The roof was off, windows were smashed, doors were broken and "frazzled pieces of wiring hung from the remaining boards," the society's first president, Julie Obenreder, would later write in a journal.
"Faint hearts would never have undertaken the job of restoring the old house into a purposeful building," she wrote.
But the society raised money to do just that, turning the building into a quaint museum that houses everything from Seminole and Timucuan Indian artifacts to old photographs and local history books to children's toys and glassware from days long gone by.
Now, nearly 30 years later, the building needs help again.

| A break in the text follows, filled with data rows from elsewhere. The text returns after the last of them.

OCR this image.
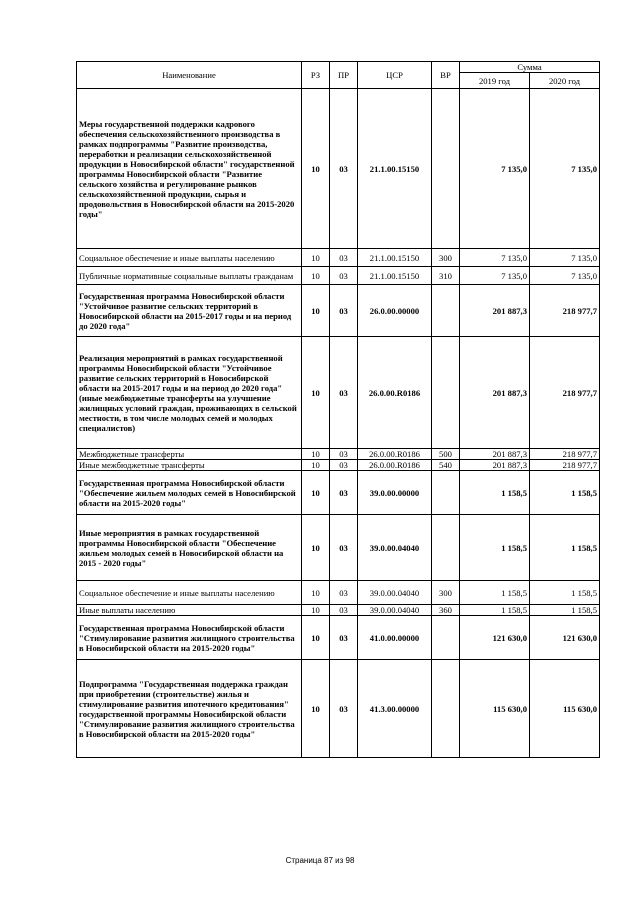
Наименование	РЗ	ПР	ЦСР	ВР	Сумма	
					2019 год	2020 год
Меры государственной поддержки кадрового обеспечения сельскохозяйственного производства в рамках подпрограммы "Развитие производства, переработки и реализации сельскохозяйственной продукции в Новосибирской области" государственной программы Новосибирской области "Развитие сельского хозяйства и регулирование рынков сельскохозяйственной продукции, сырья и продовольствия в Новосибирской области на 2015-2020 годы"	10	03	21.1.00.15150		7 135,0	7 135,0
Социальное обеспечение и иные выплаты населению	10	03	21.1.00.15150	300	7 135,0	7 135,0
Публичные нормативные социальные выплаты гражданам	10	03	21.1.00.15150	310	7 135,0	7 135,0
Государственная программа Новосибирской области "Устойчивое развитие сельских территорий в Новосибирской области на 2015-2017 годы и на период до 2020 года"	10	03	26.0.00.00000		201 887,3	218 977,7
Реализация мероприятий в рамках государственной программы Новосибирской области "Устойчивое развитие сельских территорий в Новосибирской области на 2015-2017 годы и на период до 2020 года" (иные межбюджетные трансферты на улучшение жилищных условий граждан, проживающих в сельской местности, в том числе молодых семей и молодых специалистов)	10	03	26.0.00.R0186		201 887,3	218 977,7
Межбюджетные трансферты	10	03	26.0.00.R0186	500	201 887,3	218 977,7
Иные межбюджетные трансферты	10	03	26.0.00.R0186	540	201 887,3	218 977,7
Государственная программа Новосибирской области "Обеспечение жильем молодых семей в Новосибирской области на 2015-2020 годы"	10	03	39.0.00.00000		1 158,5	1 158,5
Иные мероприятия в рамках государственной программы Новосибирской области "Обеспечение жильем молодых семей в Новосибирской области на 2015 - 2020 годы"	10	03	39.0.00.04040		1 158,5	1 158,5
Социальное обеспечение и иные выплаты населению	10	03	39.0.00.04040	300	1 158,5	1 158,5
Иные выплаты населению	10	03	39.0.00.04040	360	1 158,5	1 158,5
Государственная программа Новосибирской области "Стимулирование развития жилищного строительства в Новосибирской области на 2015-2020 годы"	10	03	41.0.00.00000		121 630,0	121 630,0
Подпрограмма "Государственная поддержка граждан при приобретении (строительстве) жилья и стимулирование развития ипотечного кредитования" государственной программы Новосибирской области "Стимулирование развития жилищного строительства в Новосибирской области на 2015-2020 годы"	10	03	41.3.00.00000		115 630,0	115 630,0
Страница 87 из 98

Society members are asking the city for as much as $20,000 in matching grants over the next two years to help pay for exterior and interior renovations to the 1920s schoolhouse.
The exterior wood siding has deteriorated and needs to be replaced. The interior wood panels, installed in the early 1980s, are rotting. The roof leaks.
"It's just going to get more expensive the longer we wait," said Bob Hubach, a 67-year-old retiree in Gulf Harbors who serves as the society's second vice president.
The society wants to do the exterior work — it has a bid of about $17,000 — this summer and the interior next year.
Caprena Latimore, the city's redevelopment manager, said the city's match could come from New Port Richey's grant program fund. The historical society pays the city $1 a year to lease the land beneath the building.
City Council members, meeting tonight as directors of the Community Redevelopment Agency, will consider the group's request for grant money.
Like a lot of small, nonprofit groups, the historical society has struggled with both membership and fundraising over the years. The society, which has about $8,500 in the bank, has about 200 members.
It is a cadre of about 25 dedicated volunteers, mostly retirees, who keep things going — greeting visitors, giving tours to groups such as the Boy Scouts and the Red Hat Society and organizing a fashion show that raises about $3,000 each year.
Hubach said the group will step up fundraising to help pay for the renovations, and plans to ask for material donations and to see if a bank can loan some money.
Latimore said the society hasn't asked for much help from the city over the years.
"That building needs some desperate help," she said.